I had never seen one in the four years that I have been on island. Manta birostris, sometimes called the devilfish or simply, manta ray, is an elusive resident around the shores of Bonaire. Sure, we often get to see Southern stingrays and lovely spotted eagle rays, but a manta? That is rare. A friend of mine once saw a manta in the rough east coast waters of the island, but only for a few seconds, and she has lived a life in the water here for the past 12 years diving and doing turtle surveys. So when I heard at the Yellow Submarine dive shop yesterday that a manta ray has been spotted recently in the water right in front of my house, I was skeptical. “People have been seeing it in the shallows at around ten in the morning,” claimed Patrick, a dive master, “I went in this morning at that time but had no luck.”
I was all too familiar with the AGG-the aquatic gossip grapevine- here on the island. I often hear rumors about beasts of the deep. Two years ago a rare hammerhead shark had supposedly visited. Last fall, a blue whale cruised by and that sighting was documented on YouTube. So maybe, just maybe, this manta ray was the real deal.
At 9:45am the next day I grabbed mask, fins and an underwater camera and jumped into the blue. I swam out to where the shelf tumbles hundreds of fathoms deep and swam the line between cobalt hue and aquamarine green. This is my usual route. Going south, I stop at the point where I can spot the Venezuelan consulate on shore. To the north, I turn around just past the Blue Water Residence. Returning from either one to where I live gives me a nice ½ mile swim.
Today, with the Blue Water Residence in sight, I turned back. But on the return trip, I chose to swim in the shallows in hopes of encountering the ray. I constantly scanned left to right while heading home. There was the deceivingly deep hull of Sea Star, the sailboat that Yellow Man looks after. And yes, to the left was the severely chimed hull of the homemade sailboat, Screech. Scanning back again at two o’clock, I saw it—the distinctive, enormous form of a manta ray. I quickly plotted an interception course and kicked furiously to get close up. While underway, I got the camera out of my pocket and turned it on.
The manta was heading directly north on a course parallel to the coast. I stopped kicking in order to avoid approaching the ray too closely. I had never been around one and was a bit intimidated by its Darth Vader-esque appearance. No deep breathing sounds here, however. Simply a silent, slow motion running as the creature, perhaps 6-feet across (small by manta standards), deftly moved its “wings” up and down for propulsion. I was mesmerized—black on the top, creamed-colored belly, long, thin tail and two paddle-like lobes extending in front of its mouth. I started snapping pix. But the manta was on the express route and passed by me quickly. I followed but just could not keep pace. The ray simply left me behind as it vanished into the infinite blue.
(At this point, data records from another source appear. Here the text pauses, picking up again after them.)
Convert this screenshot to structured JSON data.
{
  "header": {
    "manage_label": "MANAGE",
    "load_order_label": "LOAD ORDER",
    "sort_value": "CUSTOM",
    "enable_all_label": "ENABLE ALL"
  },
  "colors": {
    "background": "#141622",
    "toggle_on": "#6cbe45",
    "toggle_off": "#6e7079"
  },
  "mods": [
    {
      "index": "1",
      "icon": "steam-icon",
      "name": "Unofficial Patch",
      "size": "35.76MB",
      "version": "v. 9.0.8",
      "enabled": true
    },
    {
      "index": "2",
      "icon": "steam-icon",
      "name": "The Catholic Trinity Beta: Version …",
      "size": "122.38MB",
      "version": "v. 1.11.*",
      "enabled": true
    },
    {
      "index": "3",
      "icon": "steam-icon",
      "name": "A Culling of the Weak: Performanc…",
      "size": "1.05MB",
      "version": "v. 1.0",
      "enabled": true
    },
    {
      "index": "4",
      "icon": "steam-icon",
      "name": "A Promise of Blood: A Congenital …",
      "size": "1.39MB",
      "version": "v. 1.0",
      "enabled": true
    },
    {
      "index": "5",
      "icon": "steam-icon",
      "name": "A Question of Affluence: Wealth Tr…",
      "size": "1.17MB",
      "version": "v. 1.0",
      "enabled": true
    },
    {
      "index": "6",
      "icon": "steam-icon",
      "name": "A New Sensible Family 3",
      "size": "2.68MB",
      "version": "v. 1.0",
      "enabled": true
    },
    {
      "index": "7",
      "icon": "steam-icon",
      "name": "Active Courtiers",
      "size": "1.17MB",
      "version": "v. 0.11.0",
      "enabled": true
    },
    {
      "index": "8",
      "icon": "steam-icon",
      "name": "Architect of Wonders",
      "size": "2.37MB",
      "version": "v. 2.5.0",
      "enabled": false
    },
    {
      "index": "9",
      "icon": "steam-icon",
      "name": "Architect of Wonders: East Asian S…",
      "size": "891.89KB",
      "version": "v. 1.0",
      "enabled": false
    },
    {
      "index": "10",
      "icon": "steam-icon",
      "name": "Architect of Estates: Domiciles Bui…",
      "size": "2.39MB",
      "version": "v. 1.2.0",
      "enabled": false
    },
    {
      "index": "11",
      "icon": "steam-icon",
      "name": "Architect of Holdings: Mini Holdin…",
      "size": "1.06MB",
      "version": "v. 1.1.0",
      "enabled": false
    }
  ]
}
In one way, it had been so easy. Swim out at the appointed time and the ray appears. But I know better. If my course had been several yards either way I could have easily missed it. Or if the creature passed 10 minutes sooner or later, I would have never seen it. No, this encounter had the perfect alignment in space and time of its life and mine. What a grand way to start a Friday, meeting the manta.